US carriers want to add zero-screen advertising to smartphones.

Android smartphones can be a tricky market, and in an effort to squeeze as much profit out of a phone as possible, carriers often sell every square inch of a phone to the highest bidder. Packaged, often uninstallable crappy apps fill your app drawer and advertise their services. The rules are much looser for packaged apps compared to apps from the Play Store, so data-hungry companies like Facebook often pay for a place where it’s easier for them to collect data.

According to a TechCrunch report, one new startup is inventing a whole new, more invasive form of software: lock screen ads!

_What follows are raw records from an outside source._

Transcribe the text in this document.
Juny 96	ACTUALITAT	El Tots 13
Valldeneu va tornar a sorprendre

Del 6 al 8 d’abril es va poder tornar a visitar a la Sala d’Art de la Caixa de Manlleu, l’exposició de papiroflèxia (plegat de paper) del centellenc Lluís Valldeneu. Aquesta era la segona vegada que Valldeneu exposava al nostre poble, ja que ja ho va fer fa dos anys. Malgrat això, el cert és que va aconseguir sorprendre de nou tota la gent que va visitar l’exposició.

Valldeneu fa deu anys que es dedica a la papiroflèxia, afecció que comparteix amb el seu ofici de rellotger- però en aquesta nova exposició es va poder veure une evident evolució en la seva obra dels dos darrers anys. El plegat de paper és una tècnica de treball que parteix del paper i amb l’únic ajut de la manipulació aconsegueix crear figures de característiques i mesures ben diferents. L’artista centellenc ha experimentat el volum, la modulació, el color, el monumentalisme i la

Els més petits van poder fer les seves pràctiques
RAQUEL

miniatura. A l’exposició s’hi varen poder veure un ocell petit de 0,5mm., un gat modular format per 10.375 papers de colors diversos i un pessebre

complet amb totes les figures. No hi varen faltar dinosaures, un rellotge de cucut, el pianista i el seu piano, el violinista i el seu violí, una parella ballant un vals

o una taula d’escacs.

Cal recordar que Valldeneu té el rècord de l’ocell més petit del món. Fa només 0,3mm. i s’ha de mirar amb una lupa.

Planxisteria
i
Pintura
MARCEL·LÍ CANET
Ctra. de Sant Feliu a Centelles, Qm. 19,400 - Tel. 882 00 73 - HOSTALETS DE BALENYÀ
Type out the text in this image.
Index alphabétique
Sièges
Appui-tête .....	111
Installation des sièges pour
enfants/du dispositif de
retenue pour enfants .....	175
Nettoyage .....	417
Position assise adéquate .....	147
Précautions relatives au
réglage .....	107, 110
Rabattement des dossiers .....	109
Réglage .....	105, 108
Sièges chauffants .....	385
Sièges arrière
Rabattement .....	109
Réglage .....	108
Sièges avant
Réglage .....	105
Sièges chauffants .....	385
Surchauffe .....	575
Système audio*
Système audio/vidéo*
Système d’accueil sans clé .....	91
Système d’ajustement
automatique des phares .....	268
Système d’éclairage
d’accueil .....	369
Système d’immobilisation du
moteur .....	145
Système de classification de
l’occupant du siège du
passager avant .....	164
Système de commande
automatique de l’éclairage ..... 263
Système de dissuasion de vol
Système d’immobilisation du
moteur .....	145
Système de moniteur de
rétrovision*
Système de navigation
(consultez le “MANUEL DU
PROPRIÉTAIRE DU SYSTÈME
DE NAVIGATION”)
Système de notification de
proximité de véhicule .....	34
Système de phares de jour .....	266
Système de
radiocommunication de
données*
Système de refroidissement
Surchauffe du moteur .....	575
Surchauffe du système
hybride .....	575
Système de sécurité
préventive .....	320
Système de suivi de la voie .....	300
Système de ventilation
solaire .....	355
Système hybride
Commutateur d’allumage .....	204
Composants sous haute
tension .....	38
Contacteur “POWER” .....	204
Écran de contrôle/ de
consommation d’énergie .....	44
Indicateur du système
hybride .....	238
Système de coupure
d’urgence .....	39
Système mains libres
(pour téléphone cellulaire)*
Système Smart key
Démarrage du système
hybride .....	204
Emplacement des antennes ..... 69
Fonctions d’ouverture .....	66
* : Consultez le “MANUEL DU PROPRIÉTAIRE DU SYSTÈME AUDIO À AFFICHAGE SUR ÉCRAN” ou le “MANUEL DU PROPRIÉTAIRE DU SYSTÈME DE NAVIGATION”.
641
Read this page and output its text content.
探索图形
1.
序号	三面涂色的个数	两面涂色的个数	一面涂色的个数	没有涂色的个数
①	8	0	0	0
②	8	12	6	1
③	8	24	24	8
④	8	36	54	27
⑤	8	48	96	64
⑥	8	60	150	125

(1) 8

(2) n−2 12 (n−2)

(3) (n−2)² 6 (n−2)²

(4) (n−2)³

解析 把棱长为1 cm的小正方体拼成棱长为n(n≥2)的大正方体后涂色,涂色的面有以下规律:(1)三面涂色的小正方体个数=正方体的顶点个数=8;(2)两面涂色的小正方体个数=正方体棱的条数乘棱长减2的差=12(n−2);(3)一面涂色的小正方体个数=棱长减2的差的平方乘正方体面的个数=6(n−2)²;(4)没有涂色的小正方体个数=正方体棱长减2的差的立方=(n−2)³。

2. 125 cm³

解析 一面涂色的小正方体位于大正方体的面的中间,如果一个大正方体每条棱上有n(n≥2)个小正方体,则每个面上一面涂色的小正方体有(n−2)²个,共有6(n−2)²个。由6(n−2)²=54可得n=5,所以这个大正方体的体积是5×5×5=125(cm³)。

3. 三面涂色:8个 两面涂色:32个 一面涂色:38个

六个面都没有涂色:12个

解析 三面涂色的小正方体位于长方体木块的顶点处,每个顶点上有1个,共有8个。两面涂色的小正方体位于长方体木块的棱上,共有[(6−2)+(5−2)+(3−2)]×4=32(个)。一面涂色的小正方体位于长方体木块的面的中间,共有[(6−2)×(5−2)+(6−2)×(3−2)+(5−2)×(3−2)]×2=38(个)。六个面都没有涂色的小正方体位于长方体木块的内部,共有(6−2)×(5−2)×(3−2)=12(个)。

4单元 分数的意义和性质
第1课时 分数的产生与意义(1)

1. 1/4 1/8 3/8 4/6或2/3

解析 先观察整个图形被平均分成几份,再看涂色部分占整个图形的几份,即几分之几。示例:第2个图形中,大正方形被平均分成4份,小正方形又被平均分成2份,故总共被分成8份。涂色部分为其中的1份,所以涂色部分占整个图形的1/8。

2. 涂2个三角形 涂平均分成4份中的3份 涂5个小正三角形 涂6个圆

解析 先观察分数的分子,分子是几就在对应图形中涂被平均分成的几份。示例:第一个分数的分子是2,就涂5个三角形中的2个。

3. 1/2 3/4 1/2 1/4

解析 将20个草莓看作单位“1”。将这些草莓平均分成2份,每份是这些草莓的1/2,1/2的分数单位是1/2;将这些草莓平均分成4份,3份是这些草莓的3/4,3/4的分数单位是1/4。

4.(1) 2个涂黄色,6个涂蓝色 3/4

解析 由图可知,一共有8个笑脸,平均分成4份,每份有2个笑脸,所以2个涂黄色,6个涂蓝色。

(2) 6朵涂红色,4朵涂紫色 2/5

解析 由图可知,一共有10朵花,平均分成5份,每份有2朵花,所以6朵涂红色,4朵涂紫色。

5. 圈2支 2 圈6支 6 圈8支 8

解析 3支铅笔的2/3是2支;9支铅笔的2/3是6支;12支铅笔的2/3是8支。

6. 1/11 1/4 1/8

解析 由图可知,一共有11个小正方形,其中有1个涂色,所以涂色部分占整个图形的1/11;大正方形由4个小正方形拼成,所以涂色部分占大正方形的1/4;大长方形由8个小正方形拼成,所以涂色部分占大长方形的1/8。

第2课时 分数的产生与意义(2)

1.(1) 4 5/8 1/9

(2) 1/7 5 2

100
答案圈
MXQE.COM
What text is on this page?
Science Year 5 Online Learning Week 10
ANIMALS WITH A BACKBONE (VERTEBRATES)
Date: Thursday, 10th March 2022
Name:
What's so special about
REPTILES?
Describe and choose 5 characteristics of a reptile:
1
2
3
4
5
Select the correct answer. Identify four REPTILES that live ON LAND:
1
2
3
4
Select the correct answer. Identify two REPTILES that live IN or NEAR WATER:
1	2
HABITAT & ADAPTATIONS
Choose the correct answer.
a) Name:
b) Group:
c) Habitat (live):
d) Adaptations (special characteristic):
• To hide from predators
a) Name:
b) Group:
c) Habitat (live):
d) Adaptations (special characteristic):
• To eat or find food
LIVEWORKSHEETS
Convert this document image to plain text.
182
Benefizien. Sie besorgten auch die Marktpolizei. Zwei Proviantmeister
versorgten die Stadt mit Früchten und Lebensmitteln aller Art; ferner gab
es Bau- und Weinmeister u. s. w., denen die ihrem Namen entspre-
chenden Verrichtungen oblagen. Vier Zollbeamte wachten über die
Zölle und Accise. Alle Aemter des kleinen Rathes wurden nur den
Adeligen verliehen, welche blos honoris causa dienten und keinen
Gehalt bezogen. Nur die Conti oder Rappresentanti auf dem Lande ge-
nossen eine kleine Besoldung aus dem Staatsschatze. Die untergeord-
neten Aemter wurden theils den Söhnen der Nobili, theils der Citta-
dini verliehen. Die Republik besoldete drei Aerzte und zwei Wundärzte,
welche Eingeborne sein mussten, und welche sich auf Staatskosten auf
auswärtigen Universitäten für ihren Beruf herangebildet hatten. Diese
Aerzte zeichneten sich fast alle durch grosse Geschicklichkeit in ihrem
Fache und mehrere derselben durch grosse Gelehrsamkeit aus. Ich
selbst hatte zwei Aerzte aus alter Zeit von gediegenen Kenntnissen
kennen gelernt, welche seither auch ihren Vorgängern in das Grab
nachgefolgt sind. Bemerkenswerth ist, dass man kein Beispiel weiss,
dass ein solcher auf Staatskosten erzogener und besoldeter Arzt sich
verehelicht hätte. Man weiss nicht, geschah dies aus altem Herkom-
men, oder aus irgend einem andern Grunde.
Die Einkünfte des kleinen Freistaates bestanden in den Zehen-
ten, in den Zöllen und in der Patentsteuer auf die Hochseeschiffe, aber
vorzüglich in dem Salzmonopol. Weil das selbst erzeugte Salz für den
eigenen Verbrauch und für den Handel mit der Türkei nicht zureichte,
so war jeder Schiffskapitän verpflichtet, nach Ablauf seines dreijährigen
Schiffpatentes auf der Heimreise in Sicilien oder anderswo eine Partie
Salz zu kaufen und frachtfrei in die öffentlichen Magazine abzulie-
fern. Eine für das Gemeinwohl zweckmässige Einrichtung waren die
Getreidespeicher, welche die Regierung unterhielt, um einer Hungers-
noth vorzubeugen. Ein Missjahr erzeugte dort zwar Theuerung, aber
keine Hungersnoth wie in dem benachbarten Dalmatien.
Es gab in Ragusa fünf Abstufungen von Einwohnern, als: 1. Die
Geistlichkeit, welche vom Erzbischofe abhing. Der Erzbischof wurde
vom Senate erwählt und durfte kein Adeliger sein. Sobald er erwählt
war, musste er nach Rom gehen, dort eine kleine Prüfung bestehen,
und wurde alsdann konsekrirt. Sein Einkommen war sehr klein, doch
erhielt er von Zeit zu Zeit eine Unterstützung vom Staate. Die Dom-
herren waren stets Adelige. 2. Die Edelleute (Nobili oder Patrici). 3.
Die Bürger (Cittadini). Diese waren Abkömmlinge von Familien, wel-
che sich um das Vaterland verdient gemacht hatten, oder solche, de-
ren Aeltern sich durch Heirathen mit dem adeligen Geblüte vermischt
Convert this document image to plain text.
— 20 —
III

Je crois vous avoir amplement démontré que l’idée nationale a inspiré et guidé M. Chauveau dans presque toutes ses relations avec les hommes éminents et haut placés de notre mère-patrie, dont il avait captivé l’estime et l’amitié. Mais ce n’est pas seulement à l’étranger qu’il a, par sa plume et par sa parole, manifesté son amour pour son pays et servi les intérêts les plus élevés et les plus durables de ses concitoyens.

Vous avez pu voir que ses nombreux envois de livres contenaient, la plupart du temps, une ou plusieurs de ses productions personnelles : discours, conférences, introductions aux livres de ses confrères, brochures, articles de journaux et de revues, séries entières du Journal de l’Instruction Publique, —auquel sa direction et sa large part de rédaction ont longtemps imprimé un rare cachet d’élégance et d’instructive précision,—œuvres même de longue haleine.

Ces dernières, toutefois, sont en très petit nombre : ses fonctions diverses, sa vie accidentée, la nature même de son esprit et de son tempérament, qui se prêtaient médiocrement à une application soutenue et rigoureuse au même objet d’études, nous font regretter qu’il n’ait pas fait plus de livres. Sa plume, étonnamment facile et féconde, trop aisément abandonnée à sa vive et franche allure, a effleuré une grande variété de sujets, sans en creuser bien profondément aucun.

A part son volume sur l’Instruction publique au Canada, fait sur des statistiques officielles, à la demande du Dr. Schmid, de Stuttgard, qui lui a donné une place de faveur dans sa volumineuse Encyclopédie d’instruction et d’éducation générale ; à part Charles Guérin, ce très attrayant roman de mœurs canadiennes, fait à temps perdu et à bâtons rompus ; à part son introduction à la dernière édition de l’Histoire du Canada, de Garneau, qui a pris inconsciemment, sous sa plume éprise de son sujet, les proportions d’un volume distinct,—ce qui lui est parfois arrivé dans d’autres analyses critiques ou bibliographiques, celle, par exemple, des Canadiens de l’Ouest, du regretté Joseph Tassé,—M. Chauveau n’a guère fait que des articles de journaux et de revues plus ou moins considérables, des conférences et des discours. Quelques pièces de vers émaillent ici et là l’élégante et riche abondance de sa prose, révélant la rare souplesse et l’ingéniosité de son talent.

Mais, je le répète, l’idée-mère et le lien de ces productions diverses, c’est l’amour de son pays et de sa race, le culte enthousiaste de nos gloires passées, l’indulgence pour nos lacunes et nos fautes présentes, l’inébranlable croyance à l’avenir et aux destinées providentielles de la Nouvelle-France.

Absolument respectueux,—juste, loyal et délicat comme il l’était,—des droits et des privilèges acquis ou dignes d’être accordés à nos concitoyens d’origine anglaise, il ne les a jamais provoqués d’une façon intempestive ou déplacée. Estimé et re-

Glance is a subsidiary of Indian advertising company InMobi, and TechCrunch reports that the lock screen “content”company “plans to launch its lock screen platform on Android smartphones in the US within two months.”

Glance app is a full screen lock screen capture. It is very similar to a regular social network like TikTok or Snapchat Discover, but it only shows content from Glance. Imagine that every time you turn on your phone, you are first shown an auto-playing video from the popular unbranded TikToker, and you get the idea. The company’s website promises “unprecedented reach”and “genuine engagement”with its audience. Naveen Tewari, founder and CEO of InMobi, gave a rather dystopian description of his company’s strategy to Forbes India, saying, “Consumers will shift from finding content to consuming what they are shown.”

Of course, this is just a big promotional vector. The third major navigation link on the company’s website is “Advertisers,”where the business page promises a “no-hassle campaign”on the “zero screen,”the first screen users see when they turn on their phones. A quick look at this “business page”shows that it’s very difficult to tell which Glance content is paid and which isn’t. All of this can be paid content. The advertiser’s page shows a number of “success stories”, such as a cryptocurrency quiz game promoted by a crypto app that “educated”users about cryptocurrencies and increased sales. Question #1 in the Glance demo video: “Which of these assets made more profit in 2020: bitcoin or gold?”

Glance also promises it can provide advertisers with tons of personal data for targeting and tracking. It lists the demographics, their location, the interests they have chosen in the app, the language they speak, and the phone model. Google is actually an investor in Glance. Glance lists Vivo, Motorola, Xiaomi, Oppo, Realme and Samsung as partners and says the company has “over 80% coverage of all new smartphones”in India.